Riduttore epicicloidale SOMATEC: più coppia, meno spazio.
- Maurizio Pampado

- 16 mar
- Tempo di lettura: 2 min
Nelle macchine per la lavorazione del serramento, scegliere la trasmissione giusta fa la differenza. Influisce sulla coppia disponibile ai mandrini, sulla stabilità della macchina, sul consumo energetico e sulla facilità di integrazione con il motore.
Per rispondere a queste esigenze, proponiamo il riduttore epicicloidale sviluppato da SOMATEC, nostro partner tedesco, progettato specificamente per unità di lavorazione compatte multi-mandrino nel settore del serramento.

Come funziona
Il riduttore combina uno stadio epicicloidale — che aumenta la coppia disponibile — con un secondo stadio che distribuisce il moto ai mandrini della testa operatrice. I due stadi svolgono funzioni distinte e complementari: questa separazione permette di ottimizzare ciascuno per il proprio compito, rendendo il sistema più efficiente e più compatto. Il collegamento diretto al motore tramite flangia semplifica ulteriormente l'integrazione nella macchina.
Perché scegliere una trasmissione epicicloidale
I riduttori epicicloidali trasmettono coppie elevate in spazi contenuti, grazie alla distribuzione del carico su più satelliti. Nelle macchine per profili, dove lo spazio è sempre un vincolo, questo si traduce in gruppi meccanici più compatti senza rinunciare alle prestazioni.
Il rendimento meccanico è un altro punto di forza: a differenza di trasmissioni ad alto scorrimento, gli ingranaggi planetari lavorano principalmente per rotolamento, riducendo le perdite di calore.
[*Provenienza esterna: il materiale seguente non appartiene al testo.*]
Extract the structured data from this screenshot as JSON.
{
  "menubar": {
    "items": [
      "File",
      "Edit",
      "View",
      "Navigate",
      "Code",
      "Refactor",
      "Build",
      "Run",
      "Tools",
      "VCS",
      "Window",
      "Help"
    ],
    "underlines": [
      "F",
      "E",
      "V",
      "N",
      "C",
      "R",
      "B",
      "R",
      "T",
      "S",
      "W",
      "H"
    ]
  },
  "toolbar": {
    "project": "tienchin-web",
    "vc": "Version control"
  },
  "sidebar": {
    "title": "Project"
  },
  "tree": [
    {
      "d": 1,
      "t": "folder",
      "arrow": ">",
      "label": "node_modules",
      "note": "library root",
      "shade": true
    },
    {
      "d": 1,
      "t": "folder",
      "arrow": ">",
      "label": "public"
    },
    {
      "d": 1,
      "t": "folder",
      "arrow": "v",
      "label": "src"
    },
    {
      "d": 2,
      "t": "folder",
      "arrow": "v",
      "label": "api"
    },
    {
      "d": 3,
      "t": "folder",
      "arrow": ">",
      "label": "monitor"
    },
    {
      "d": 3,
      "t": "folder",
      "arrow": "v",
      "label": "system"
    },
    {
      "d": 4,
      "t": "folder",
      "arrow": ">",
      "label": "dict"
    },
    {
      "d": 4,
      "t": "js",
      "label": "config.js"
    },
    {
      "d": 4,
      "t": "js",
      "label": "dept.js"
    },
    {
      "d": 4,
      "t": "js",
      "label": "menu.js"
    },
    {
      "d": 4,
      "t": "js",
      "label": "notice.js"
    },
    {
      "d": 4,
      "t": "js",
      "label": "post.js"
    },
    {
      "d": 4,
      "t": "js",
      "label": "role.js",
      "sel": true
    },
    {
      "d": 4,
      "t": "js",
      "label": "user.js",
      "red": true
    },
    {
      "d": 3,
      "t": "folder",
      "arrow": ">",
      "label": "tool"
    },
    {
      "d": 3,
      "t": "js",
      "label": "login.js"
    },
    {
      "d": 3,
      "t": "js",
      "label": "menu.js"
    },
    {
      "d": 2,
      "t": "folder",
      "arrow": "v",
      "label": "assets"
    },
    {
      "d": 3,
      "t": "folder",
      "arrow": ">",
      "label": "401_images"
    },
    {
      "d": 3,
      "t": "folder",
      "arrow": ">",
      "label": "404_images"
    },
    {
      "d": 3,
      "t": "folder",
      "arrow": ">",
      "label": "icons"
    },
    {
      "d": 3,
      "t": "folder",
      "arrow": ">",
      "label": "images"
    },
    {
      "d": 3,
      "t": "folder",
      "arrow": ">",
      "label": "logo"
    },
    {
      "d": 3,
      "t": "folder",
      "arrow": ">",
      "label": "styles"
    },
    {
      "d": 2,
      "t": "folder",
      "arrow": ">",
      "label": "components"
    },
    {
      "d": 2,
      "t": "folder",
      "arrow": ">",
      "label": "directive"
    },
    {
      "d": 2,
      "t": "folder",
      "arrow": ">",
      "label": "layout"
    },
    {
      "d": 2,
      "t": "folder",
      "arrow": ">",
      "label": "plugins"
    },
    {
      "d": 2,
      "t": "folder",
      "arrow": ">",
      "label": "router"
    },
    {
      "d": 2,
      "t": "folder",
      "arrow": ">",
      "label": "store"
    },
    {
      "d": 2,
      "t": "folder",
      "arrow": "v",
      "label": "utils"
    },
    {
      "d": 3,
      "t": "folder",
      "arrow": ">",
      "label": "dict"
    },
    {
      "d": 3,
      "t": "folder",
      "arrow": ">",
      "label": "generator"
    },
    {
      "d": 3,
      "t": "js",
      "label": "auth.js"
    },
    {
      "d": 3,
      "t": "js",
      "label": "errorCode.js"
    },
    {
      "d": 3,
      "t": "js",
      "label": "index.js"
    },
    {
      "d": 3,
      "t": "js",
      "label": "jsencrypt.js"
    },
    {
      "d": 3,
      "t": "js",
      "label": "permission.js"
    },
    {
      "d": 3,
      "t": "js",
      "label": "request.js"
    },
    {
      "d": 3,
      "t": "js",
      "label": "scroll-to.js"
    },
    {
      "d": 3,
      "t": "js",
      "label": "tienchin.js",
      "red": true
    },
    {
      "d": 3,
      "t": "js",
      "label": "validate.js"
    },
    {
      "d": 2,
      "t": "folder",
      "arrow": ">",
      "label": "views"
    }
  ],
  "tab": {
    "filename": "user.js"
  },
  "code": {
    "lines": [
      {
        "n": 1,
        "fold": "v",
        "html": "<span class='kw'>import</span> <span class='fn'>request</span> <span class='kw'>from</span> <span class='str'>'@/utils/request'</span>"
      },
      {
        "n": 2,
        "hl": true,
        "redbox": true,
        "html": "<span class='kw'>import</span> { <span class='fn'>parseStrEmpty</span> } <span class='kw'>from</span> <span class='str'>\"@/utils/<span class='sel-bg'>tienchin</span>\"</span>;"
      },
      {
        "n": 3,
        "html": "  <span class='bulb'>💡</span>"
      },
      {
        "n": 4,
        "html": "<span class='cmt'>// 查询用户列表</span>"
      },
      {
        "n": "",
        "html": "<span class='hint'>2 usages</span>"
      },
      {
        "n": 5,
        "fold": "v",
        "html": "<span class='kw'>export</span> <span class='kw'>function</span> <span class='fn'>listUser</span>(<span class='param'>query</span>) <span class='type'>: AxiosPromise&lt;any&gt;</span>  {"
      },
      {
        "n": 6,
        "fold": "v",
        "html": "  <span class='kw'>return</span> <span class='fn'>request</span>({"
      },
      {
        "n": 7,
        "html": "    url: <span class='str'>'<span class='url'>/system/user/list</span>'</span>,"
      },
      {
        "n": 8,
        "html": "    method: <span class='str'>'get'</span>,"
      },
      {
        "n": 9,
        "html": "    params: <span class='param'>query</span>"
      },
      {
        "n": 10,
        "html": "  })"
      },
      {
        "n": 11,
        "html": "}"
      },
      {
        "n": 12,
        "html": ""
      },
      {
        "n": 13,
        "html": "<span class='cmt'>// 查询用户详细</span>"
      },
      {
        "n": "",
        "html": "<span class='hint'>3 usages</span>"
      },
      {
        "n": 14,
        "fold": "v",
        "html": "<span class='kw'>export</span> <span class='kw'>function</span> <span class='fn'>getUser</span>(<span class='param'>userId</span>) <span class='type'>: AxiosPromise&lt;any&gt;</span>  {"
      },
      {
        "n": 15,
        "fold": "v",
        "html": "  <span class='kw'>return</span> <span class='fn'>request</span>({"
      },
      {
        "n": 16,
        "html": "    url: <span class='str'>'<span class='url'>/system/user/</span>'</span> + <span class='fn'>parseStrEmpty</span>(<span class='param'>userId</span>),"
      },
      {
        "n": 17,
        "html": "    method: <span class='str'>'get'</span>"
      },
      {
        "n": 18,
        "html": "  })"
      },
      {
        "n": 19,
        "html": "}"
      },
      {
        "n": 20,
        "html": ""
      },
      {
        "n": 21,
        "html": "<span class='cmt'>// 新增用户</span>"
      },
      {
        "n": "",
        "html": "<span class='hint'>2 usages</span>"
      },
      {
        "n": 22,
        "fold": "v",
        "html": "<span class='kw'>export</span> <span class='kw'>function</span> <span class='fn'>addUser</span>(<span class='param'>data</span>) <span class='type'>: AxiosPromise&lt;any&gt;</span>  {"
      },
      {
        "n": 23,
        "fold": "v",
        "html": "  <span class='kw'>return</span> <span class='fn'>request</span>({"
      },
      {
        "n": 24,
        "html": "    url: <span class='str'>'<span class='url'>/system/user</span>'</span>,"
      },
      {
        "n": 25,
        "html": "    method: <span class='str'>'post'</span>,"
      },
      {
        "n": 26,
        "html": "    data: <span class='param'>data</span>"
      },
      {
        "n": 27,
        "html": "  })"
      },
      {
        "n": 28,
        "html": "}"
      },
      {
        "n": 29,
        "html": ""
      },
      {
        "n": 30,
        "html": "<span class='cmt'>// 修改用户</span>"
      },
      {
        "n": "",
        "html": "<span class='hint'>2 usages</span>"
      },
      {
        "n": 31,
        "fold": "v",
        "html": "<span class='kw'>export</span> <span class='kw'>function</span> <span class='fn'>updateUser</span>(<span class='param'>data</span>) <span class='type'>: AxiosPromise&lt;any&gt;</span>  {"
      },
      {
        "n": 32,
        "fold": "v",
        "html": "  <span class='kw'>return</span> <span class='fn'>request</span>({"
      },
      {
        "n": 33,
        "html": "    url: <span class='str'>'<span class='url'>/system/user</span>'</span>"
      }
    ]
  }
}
In cicli produttivi intensivi questo significa maggiore affidabilità e prestazioni più stabili nel tempo.
La geometria coassiale garantisce inoltre rigidità torsionale elevata, un fattore importante nelle operazioni di foratura e in tutte le lavorazioni dove precisione e ripetibilità sono essenziali.
Quando è la soluzione giusta
Se il motore installato non riesce a fornire la coppia necessaria, l'aggiunta di una prefase epicicloidale risolve il problema senza stravolgere l'architettura della macchina. In molti casi evita di dover montare motori più grandi e costosi, mantenendo invariati ingombri e layout.
Una soluzione pensata per il serramento
Il valore del riduttore SOMATEC sta nell'integrazione: riduzione della coppia e distribuzione del moto ai mandrini in un unico gruppo compatto, progettato per le esigenze reali delle macchine per profili.
Per i costruttori che cercano più coppia, ingombri contenuti e un'integrazione meccanica pulita, è una soluzione tecnica concreta ed efficace.